Anyway, I'm really looking forward to your series on the "Greater American Prosperity Sphere".

Eric

2/21/12, 7:45 AM

Kieran O'Neill said...
You know, pondering on the attitude from (some of?) the American right of blaming the poor, it occurred to me that there might be a parallel with the British government's politicking around the Irish potato famine.

Given the generally impoverished state of African Americans, I also wonder whether there isn't a similarity in the racial component of the thinking, too.

2/21/12, 8:59 AM

blue sun said...
sorry to add to an already long comment list, but I'm addicted to politics, er, thaumaturgy, these days.....

@ Rainbow Shadow-

If you ponder this and similar blogs long enough, you will eventually realize that there is no Right and no Left.

Maybe one day *poof* it will just suddenly dawn on you that the Left/Right paradigm is USEFUL, but it is not "REAL." I don't really know how else to explain it. I think this is the kind of thing where you either get it or you don't.

You might be able to shortcut the process by a thought experiment: Try to place America into political categories.
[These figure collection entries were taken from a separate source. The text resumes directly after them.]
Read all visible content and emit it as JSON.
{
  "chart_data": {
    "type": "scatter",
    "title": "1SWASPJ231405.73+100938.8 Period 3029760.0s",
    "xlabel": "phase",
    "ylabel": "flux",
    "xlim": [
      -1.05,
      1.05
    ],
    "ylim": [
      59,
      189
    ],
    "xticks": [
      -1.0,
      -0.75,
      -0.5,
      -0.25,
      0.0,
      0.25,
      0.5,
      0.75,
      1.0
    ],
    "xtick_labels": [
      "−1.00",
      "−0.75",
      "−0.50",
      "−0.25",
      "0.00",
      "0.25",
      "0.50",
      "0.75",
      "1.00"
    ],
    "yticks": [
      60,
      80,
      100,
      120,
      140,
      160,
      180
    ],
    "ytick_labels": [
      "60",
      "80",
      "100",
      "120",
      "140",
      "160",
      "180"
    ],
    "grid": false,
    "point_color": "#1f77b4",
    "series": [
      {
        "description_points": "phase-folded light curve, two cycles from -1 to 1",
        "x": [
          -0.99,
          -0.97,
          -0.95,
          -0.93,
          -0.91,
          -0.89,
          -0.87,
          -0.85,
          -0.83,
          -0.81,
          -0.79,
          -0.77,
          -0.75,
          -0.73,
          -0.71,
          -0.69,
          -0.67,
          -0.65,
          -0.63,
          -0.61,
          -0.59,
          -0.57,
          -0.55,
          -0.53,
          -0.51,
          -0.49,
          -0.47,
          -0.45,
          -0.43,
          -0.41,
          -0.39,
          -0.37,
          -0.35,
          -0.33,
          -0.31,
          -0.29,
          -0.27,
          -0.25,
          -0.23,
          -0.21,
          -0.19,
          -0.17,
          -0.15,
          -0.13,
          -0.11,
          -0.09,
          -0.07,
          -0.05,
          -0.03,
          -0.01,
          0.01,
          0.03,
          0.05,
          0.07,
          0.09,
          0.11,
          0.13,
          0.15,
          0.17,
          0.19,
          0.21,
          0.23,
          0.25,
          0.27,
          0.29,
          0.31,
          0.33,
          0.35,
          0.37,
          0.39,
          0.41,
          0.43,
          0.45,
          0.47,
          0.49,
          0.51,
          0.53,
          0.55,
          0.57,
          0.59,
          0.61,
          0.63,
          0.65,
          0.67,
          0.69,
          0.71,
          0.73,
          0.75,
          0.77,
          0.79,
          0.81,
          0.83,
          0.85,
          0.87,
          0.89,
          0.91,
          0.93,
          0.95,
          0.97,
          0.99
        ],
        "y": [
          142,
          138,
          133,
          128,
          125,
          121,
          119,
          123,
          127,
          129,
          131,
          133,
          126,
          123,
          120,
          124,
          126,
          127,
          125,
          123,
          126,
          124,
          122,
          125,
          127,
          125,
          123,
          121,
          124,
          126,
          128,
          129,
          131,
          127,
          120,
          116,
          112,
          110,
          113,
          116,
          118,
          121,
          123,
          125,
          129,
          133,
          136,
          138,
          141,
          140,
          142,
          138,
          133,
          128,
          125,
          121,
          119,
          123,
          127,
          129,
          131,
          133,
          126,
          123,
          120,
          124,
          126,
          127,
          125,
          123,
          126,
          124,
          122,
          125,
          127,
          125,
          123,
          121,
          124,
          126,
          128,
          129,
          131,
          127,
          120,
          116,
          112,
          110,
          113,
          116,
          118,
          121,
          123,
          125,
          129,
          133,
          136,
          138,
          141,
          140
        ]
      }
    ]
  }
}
The only requirement is the categories be 100% accurate and 100% consistent. After refinement and further refinement you will eventually have 300 million categories! If you try that, long before you reach 300 million, it will occur to you that any category that anybody can come up with is ultimately bull compost.

True, afterwards, you'll find it hard to talk to most people about politics in any meaningful way, but eventually you'll grow used to the blank stares!

2/21/12, 9:31 AM

LewisLucanBooks said...
@ Lance Michael Foster - So much was lost. But you might want to check out Rutilius Claudius Namatianus. He wrote "A Voyage Home to Gaul" about a trip he took from Rome to Gaul about 416 CE.

It's part of the Loeb Classics series, and is in the public domain.

http://penelope.uchicago.edu/Thayer/E/Roman/Texts/Rutilius_Namatianus/text*.html

Wikipedia also has a pretty complete entry on him.

2/21/12, 12:58 PM

Alan Clarke said...
I've just been looking at an interesting paper Hubbert analysis of coal http://www.its.caltech.edu/~rutledge/DavidRutledgeCoalGeology.pdf
What struck me was how British peak coal coincided so neatly with start of the end of the empire.
Now with oil the primary fuel for the US empire the picture has become more complicated, but we are still seeing coal as the source of China's growth. Interestingly, it looks possible that China will hit peak coal before USA...leaving Russia with the best set of energy cards.